3. Accessibility of Filmmaking Tools: Advances in technology have made filmmaking more accessible, allowing filmmakers to create and distribute short films more easily than before.
# Task 6 & 7
```{r}
head(expenditure_data1)
# Compute total expenditure for each individual
expenditure_data1$total_expenditure <-
rowSums(expenditure_data1[, c("food", "clothing", "housing", "alcohol")], na.rm = TRUE)
head(expenditure_data1)
```
Each category of expenditure (food, clothing, housing, alcohol) is represented as a separate column. In tidy data, each variable should be a column. Instead, the categories are spread across multiple columns, which makes it difficult to work with and analyze the data efficiently.
And each row represents an individual, but the expenditures are spread across multiple columns. This violates the tidy data principle that each observation should be in its own row. Instead, the data presents multiple observations (expenditures in different categories) in one row, making it harder to perform certain analyses without reshaping the data.
# Task 8
```{r}
long_expenditure_data <- expenditure_data1 |>
select(-total_expenditure) |> # Exclude the total_expenditure column
pivot_longer(cols = food:alcohol,
names_to = "category",
values_to = "expenditure")
head(long_expenditure_data)
```
# Task 9 & 10
```{r}
total_expenditure_per_individual <- long_expenditure_data |>
group_by(id) |>
summarise(total_expenditure = sum(expenditure))
total_expenditure_per_individual
```
I prefer the second approach. Because it will be more flexible if we want to add more entries later.
With the longer dataset structure, adding new entries simply involves appending additional rows with the corresponding "id", "category", and "expenditure" values. When we re-run the code to calculate total expenditures using group_by() and summarise(), it will automatically include the new entries in the calculation without requiring any changes to the code itself.
# Task 11~13
```{r}
print(expenditure_data2)
```
The expenditure_data2 dataset has 201 columns.

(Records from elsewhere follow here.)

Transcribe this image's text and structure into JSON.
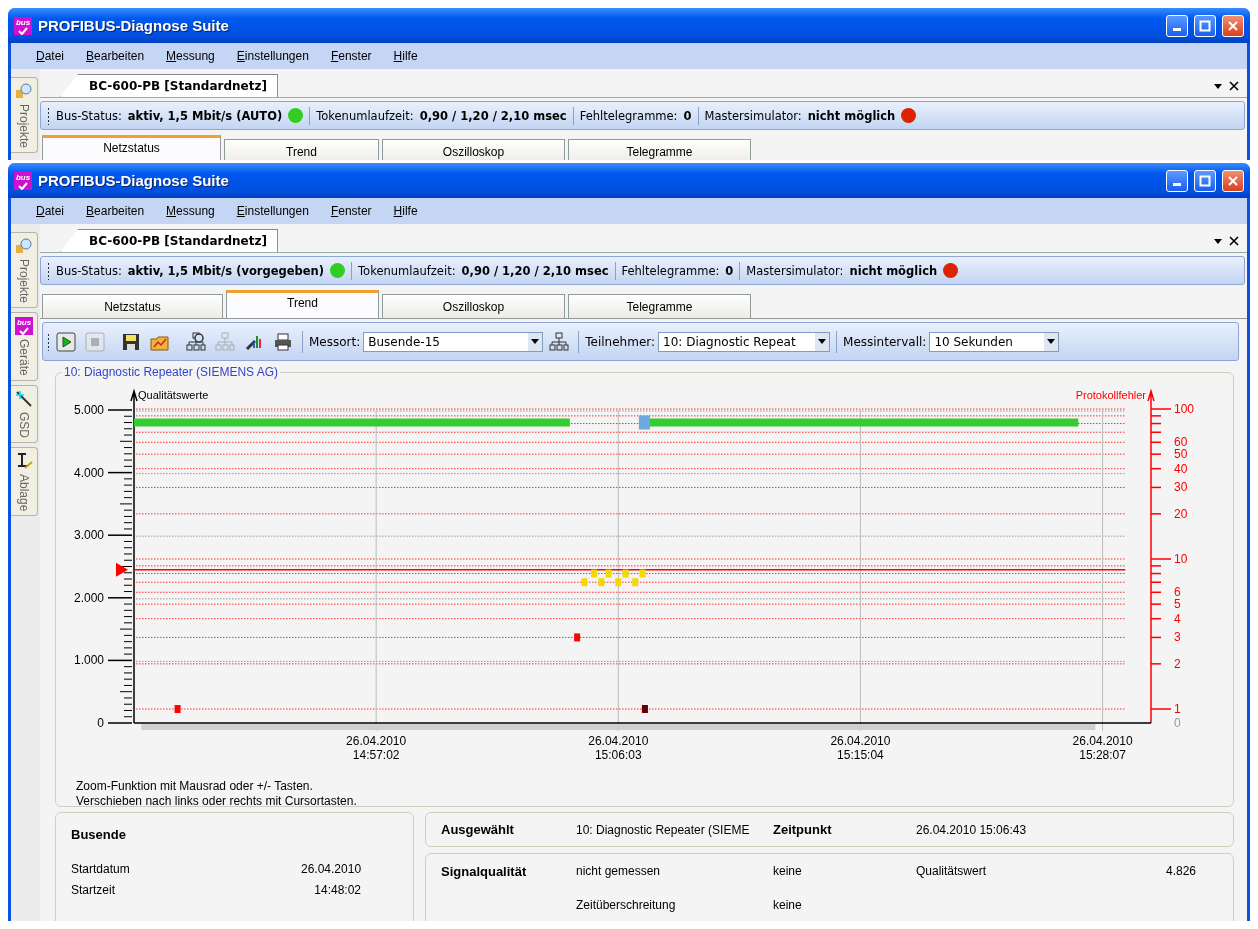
{
  "windows": [
    {
      "title": "PROFIBUS-Diagnose Suite",
      "logo_text": "bus",
      "menu": [
        "Datei",
        "Bearbeiten",
        "Messung",
        "Einstellungen",
        "Fenster",
        "Hilfe"
      ],
      "side_tabs": [
        {
          "label": "Projekte",
          "kind": "projects"
        }
      ],
      "document_tab": "BC-600-PB [Standardnetz]",
      "status": [
        {
          "label": "Bus-Status:",
          "value": "aktiv, 1,5 Mbit/s (AUTO)",
          "color": "#33cc22"
        },
        {
          "label": "Tokenumlaufzeit:",
          "value": "0,90 / 1,20 / 2,10 msec"
        },
        {
          "label": "Fehltelegramme:",
          "value": "0"
        },
        {
          "label": "Mastersimulator:",
          "value": "nicht möglich",
          "color": "#dd2200"
        }
      ],
      "tabs": [
        {
          "label": "Netzstatus",
          "selected": true
        },
        {
          "label": "Trend",
          "selected": false
        },
        {
          "label": "Oszilloskop",
          "selected": false
        },
        {
          "label": "Telegramme",
          "selected": false
        }
      ]
    },
    {
      "title": "PROFIBUS-Diagnose Suite",
      "logo_text": "bus",
      "menu": [
        "Datei",
        "Bearbeiten",
        "Messung",
        "Einstellungen",
        "Fenster",
        "Hilfe"
      ],
      "side_tabs": [
        {
          "label": "Projekte",
          "kind": "projects"
        },
        {
          "label": "Geräte",
          "kind": "devices",
          "logo_text": "bus"
        },
        {
          "label": "GSD",
          "kind": "gsd"
        },
        {
          "label": "Ablage",
          "kind": "storage"
        }
      ],
      "document_tab": "BC-600-PB [Standardnetz]",
      "status": [
        {
          "label": "Bus-Status:",
          "value": "aktiv, 1,5 Mbit/s (vorgegeben)",
          "color": "#33cc22"
        },
        {
          "label": "Tokenumlaufzeit:",
          "value": "0,90 / 1,20 / 2,10 msec"
        },
        {
          "label": "Fehltelegramme:",
          "value": "0"
        },
        {
          "label": "Mastersimulator:",
          "value": "nicht möglich",
          "color": "#dd2200"
        }
      ],
      "tabs": [
        {
          "label": "Netzstatus",
          "selected": false
        },
        {
          "label": "Trend",
          "selected": true
        },
        {
          "label": "Oszilloskop",
          "selected": false
        },
        {
          "label": "Telegramme",
          "selected": false
        }
      ],
      "toolbar": {
        "buttons": [
          {
            "kind": "play",
            "disabled": false
          },
          {
            "kind": "stop",
            "disabled": true
          },
          {
            "kind": "save",
            "disabled": false
          },
          {
            "kind": "open",
            "disabled": false
          },
          {
            "kind": "search-network",
            "disabled": false
          },
          {
            "kind": "network",
            "disabled": true
          },
          {
            "kind": "tool",
            "disabled": false
          },
          {
            "kind": "print",
            "disabled": false
          }
        ],
        "fields": [
          {
            "label": "Messort:",
            "value": "Busende-15",
            "kind": "with-button"
          },
          {
            "label": "Teilnehmer:",
            "value": "10: Diagnostic Repeat",
            "kind": "plain"
          },
          {
            "label": "Messintervall:",
            "value": "10 Sekunden",
            "kind": "plain"
          }
        ]
      },
      "chart_panel": {
        "title": "10: Diagnostic Repeater (SIEMENS AG)",
        "chart_data": {
          "type": "line",
          "grid": true,
          "ylabel": "Qualitätswerte",
          "ylim": [
            0,
            5000
          ],
          "categories": [
            null,
            null,
            null,
            null,
            null,
            null,
            null,
            null,
            null,
            null,
            "26.04.2010\n14:57:02",
            null,
            null,
            null,
            null,
            null,
            null,
            null,
            null,
            null,
            "26.04.2010\n15:06:03",
            null,
            null,
            null,
            null,
            null,
            null,
            null,
            null,
            null,
            "26.04.2010\n15:15:04",
            null,
            null,
            null,
            null,
            null,
            null,
            null,
            null,
            null,
            "26.04.2010\n15:28:07",
            null,
            null
          ],
          "yticks": [
            {
              "value": 0,
              "label": "0"
            },
            {
              "value": 1000,
              "label": "1.000"
            },
            {
              "value": 2000,
              "label": "2.000"
            },
            {
              "value": 3000,
              "label": "3.000"
            },
            {
              "value": 4000,
              "label": "4.000"
            },
            {
              "value": 5000,
              "label": "5.000"
            }
          ],
          "series": [
            {
              "color": "#33cc33",
              "values": [
                4800,
                4800,
                4800,
                4800,
                4800,
                4800,
                4800,
                4800,
                4800,
                4800,
                4800,
                4800,
                4800,
                4800,
                4800,
                4800,
                4800,
                4800,
                4800,
                null,
                null,
                4800,
                4800,
                4800,
                4800,
                4800,
                4800,
                4800,
                4800,
                4800,
                4800,
                4800,
                4800,
                4800,
                4800,
                4800,
                4800,
                4800,
                4800,
                4800,
                null,
                null,
                null
              ]
            }
          ],
          "ref_lines": [
            {
              "axis": "y",
              "value": 2450
            }
          ]
        },
        "error_axis": {
          "title": "Protokollfehler",
          "ticks": [
            "100",
            "60",
            "50",
            "40",
            "30",
            "20",
            "10",
            "6",
            "5",
            "4",
            "3",
            "2",
            "1",
            "0"
          ]
        },
        "hint": [
          "Zoom-Funktion mit Mausrad oder +/- Tasten.",
          "Verschieben nach links oder rechts mit Cursortasten."
        ]
      },
      "summary": {
        "title": "Busende",
        "rows": [
          {
            "label": "Startdatum",
            "value": "26.04.2010"
          },
          {
            "label": "Startzeit",
            "value": "14:48:02"
          }
        ]
      },
      "selection": {
        "label": "Ausgewählt",
        "value": "10: Diagnostic Repeater (SIEME",
        "time_label": "Zeitpunkt",
        "time": "26.04.2010 15:06:43"
      },
      "signal": {
        "label": "Signalqualität",
        "rows": [
          {
            "text": "nicht gemessen",
            "state": "keine",
            "extra_label": "Qualitätswert",
            "extra_value": "4.826"
          },
          {
            "text": "Zeitüberschreitung",
            "state": "keine"
          }
        ]
      }
    }
  ]
}
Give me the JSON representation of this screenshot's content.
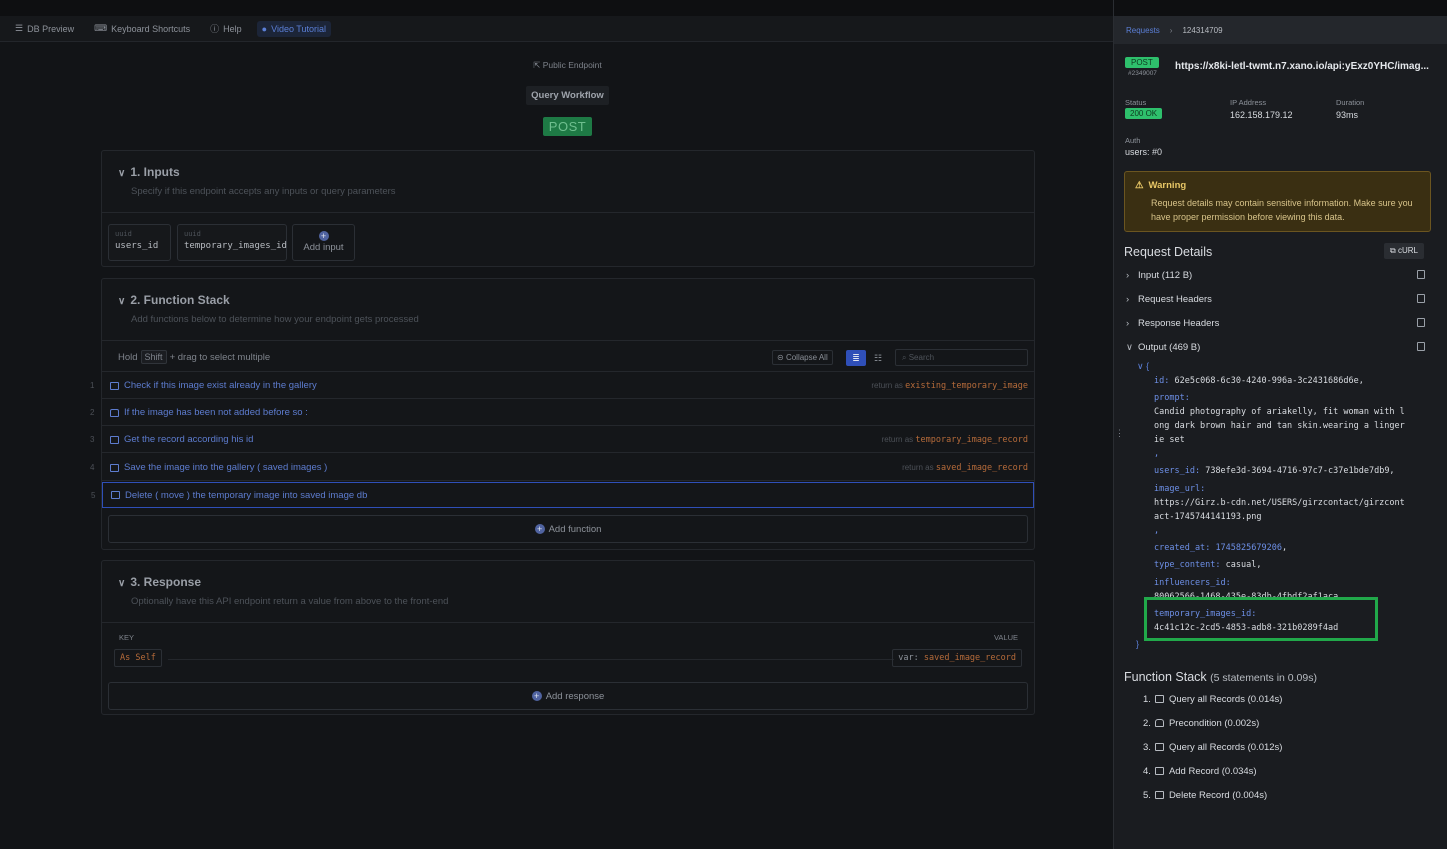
{
  "toolbar": {
    "items": [
      {
        "label": "DB Preview",
        "icon": "database-icon"
      },
      {
        "label": "Keyboard Shortcuts",
        "icon": "keyboard-icon"
      },
      {
        "label": "Help",
        "icon": "help-icon"
      },
      {
        "label": "Video Tutorial",
        "icon": "play-icon",
        "active": true
      }
    ]
  },
  "endpoint": {
    "public_label": "Public Endpoint",
    "workflow_label": "Query Workflow",
    "method": "POST"
  },
  "inputs": {
    "title": "1. Inputs",
    "subtitle": "Specify if this endpoint accepts any inputs or query parameters",
    "fields": [
      {
        "type": "uuid",
        "name": "users_id"
      },
      {
        "type": "uuid",
        "name": "temporary_images_id"
      }
    ],
    "add_label": "Add input"
  },
  "function_stack": {
    "title": "2. Function Stack",
    "subtitle": "Add functions below to determine how your endpoint gets processed",
    "hint_hold": "Hold",
    "hint_key": "Shift",
    "hint_rest": "+ drag to select multiple",
    "collapse_label": "Collapse All",
    "search_placeholder": "Search",
    "rows": [
      {
        "num": "1",
        "label": "Check if this image exist already in the gallery",
        "return_prefix": "return as",
        "return_var": "existing_temporary_image"
      },
      {
        "num": "2",
        "label": "If the image has been not added before so :",
        "return_prefix": "",
        "return_var": ""
      },
      {
        "num": "3",
        "label": "Get the record according his id",
        "return_prefix": "return as",
        "return_var": "temporary_image_record"
      },
      {
        "num": "4",
        "label": "Save the image into the gallery ( saved images )",
        "return_prefix": "return as",
        "return_var": "saved_image_record"
      },
      {
        "num": "5",
        "label": "Delete ( move ) the temporary image into saved image db",
        "return_prefix": "",
        "return_var": ""
      }
    ],
    "add_label": "Add function"
  },
  "response": {
    "title": "3. Response",
    "subtitle": "Optionally have this API endpoint return a value from above to the front-end",
    "key_header": "KEY",
    "value_header": "VALUE",
    "key_value": "As Self",
    "value_prefix": "var:",
    "value_var": "saved_image_record",
    "add_label": "Add response"
  },
  "panel": {
    "breadcrumb_root": "Requests",
    "breadcrumb_id": "124314709",
    "method": "POST",
    "request_id": "#2349007",
    "url": "https://x8ki-letl-twmt.n7.xano.io/api:yExz0YHC/imag...",
    "status_label": "Status",
    "status_value": "200 OK",
    "ip_label": "IP Address",
    "ip_value": "162.158.179.12",
    "duration_label": "Duration",
    "duration_value": "93ms",
    "auth_label": "Auth",
    "auth_value": "users: #0",
    "warning_title": "Warning",
    "warning_text": "Request details may contain sensitive information. Make sure you have proper permission before viewing this data.",
    "details_title": "Request Details",
    "curl_label": "cURL",
    "sections": [
      {
        "label": "Input (112 B)",
        "open": false
      },
      {
        "label": "Request Headers",
        "open": false
      },
      {
        "label": "Response Headers",
        "open": false
      },
      {
        "label": "Output (469 B)",
        "open": true
      }
    ],
    "output": {
      "id_key": "id",
      "id_val": "62e5c068-6c30-4240-996a-3c2431686d6e,",
      "prompt_key": "prompt",
      "prompt_line1": "Candid photography of ariakelly, fit woman with l",
      "prompt_line2": "ong dark brown hair and tan skin.wearing a linger",
      "prompt_line3": "ie set",
      "users_id_key": "users_id",
      "users_id_val": "738efe3d-3694-4716-97c7-c37e1bde7db9,",
      "image_url_key": "image_url",
      "image_url_line1": "https://Girz.b-cdn.net/USERS/girzcontact/girzcont",
      "image_url_line2": "act-1745744141193.png",
      "created_at_key": "created_at",
      "created_at_val": "1745825679206",
      "type_content_key": "type_content",
      "type_content_val": "casual,",
      "influencers_id_key": "influencers_id",
      "influencers_id_val": "80062566-1468-435e-83db-4fbdf2af1aca",
      "temporary_images_id_key": "temporary_images_id",
      "temporary_images_id_val": "4c41c12c-2cd5-4853-adb8-321b0289f4ad"
    },
    "fs_title": "Function Stack",
    "fs_summary": "(5 statements in 0.09s)",
    "fs_items": [
      {
        "label": "1.",
        "text": "Query all Records (0.014s)",
        "icon": "table-icon"
      },
      {
        "label": "2.",
        "text": "Precondition (0.002s)",
        "icon": "lock-icon"
      },
      {
        "label": "3.",
        "text": "Query all Records (0.012s)",
        "icon": "table-icon"
      },
      {
        "label": "4.",
        "text": "Add Record (0.034s)",
        "icon": "table-icon"
      },
      {
        "label": "5.",
        "text": "Delete Record (0.004s)",
        "icon": "table-icon"
      }
    ]
  },
  "colors": {
    "accent": "#5b7fd6",
    "success": "#2ec06c",
    "highlight": "#21a84a",
    "warning": "#e8c766"
  }
}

If we were to write code to compute the total expenditures without making the dataset longer, the code might be very long and repetitive as the code to calculate the total expenditure for each individual would involve referencing each column explicitly by name (e.g., c(item1, item2, ..., item201)).
# Task 14 & 15
```{r}
# Reshape the dataset to longer format
long_expenditure_data2 <- expenditure_data2 |>
pivot_longer(cols = starts_with("item"),
names_to = "item",
values_to = "expenditure")
# Calculate total expenditure for each individual
total_expenditure_per_individual2 <- long_expenditure_data2 |>
group_by(id) |>
summarise(total_expenditure = sum(expenditure, na.rm = TRUE))
total_expenditure_per_individual2
```
By reshaping the dataset into a longer format, we reduce the need for repetitive code. Instead of referencing each expenditure item individually in the code, we transform multiple columns into rows, making the code more concise.
And the longer format results in code that is easier to read and understand. It clearly communicates the data transformation steps (reshaping the dataset) and the analysis steps (calculating total expenditure), making the code more intuitive for others to follow.